Several caregivers in the present study reported limited knowledge about stroke and stroke rehabilitation. This was evident in how caregivers took the opportunity to ask the interviewer about the progression of the disease, expected deterioration and future prognosis. It was previously found that educational programs tailored to caregivers, significantly improved their understanding of stroke care and rehabilitation needs, improving both their own and their caregiver’s health [54,55]. According to Swedish guidelines, structured follow-ups with caregivers and a strengthened family perspective that requires governance, knowledge, and good working conditions is needed [56]. Despite this, many caregivers experienced that support is minimal after the initial weeks.

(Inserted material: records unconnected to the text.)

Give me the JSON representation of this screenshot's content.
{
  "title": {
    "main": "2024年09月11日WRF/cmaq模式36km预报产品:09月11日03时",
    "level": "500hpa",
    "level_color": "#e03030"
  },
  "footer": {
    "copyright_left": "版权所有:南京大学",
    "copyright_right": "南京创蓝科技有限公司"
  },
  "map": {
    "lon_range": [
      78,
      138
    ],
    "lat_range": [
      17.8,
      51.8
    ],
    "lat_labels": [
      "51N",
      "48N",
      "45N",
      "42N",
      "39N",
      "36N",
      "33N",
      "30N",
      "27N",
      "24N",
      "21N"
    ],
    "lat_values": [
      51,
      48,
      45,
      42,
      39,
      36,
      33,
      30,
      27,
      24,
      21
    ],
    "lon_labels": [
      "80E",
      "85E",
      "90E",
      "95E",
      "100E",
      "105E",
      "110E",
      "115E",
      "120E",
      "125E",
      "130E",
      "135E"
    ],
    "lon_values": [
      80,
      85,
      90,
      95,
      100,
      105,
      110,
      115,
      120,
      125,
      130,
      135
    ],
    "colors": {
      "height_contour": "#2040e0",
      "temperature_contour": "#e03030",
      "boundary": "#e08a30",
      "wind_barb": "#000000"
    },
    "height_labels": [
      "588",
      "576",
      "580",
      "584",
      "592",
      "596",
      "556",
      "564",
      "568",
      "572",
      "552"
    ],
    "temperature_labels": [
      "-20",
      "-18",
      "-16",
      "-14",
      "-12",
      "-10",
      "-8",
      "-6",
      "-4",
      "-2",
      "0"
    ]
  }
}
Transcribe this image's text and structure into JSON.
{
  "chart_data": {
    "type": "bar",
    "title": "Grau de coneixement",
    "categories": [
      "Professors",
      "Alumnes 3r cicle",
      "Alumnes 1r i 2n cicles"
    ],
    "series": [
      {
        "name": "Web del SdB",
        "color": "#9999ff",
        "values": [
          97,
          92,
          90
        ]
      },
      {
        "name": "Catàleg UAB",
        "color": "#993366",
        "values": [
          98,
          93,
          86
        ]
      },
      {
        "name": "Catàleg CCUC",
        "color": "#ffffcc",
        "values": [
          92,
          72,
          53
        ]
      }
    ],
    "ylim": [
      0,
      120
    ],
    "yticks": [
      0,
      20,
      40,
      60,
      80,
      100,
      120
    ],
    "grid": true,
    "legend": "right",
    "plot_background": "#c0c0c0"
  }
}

Tools like the Post Stroke Checklist (PSC) [57] and digital platforms such as Rehabkompassen [58] are used in Sweden to create personalized rehabilitation plans, addressing individual patient needs, however the focus on caregivers is more scarce [59]. To improve the Swedish rehabilitation process for caregivers after stroke, structured more frequent follow-ups, caregiver education programs, and mental health support should be integrated into post-stroke care to ensure caregivers receive the assistance they need.
Conclusions
In summary, the findings of this study indicate that while the VESD intervention offered essential initial support to family caregivers after a stroke, its short duration left many feeling unprepared and overwhelmed by the transition to full-time caregiving. Caregivers struggled to balance their new responsibilities with personal and professional demands, experiencing heightened anxiety and a profound sense of isolation. The loss of structured follow-up and guidance exacerbated these challenges, underscoring the need for comprehensive, continuous post-discharge care that includes tailored caregiver education, emotionally supportive interventions, and sustained professional support over time. Together, these findings highlight the critical importance of integrating long-term support strategies into stroke rehabilitation to better prepare caregivers for the complex, evolving role they must adopt in the recovery process.
Supporting information
S3 File. Information about the VESD intervention.
https://doi.org/10.1371/journal.pone.0345795.s003
(DOCX)
Acknowledgments
A sincere thanks’ to all family caregivers who generously shared their experiences, feelings, and thoughts about life together with their partner after stroke.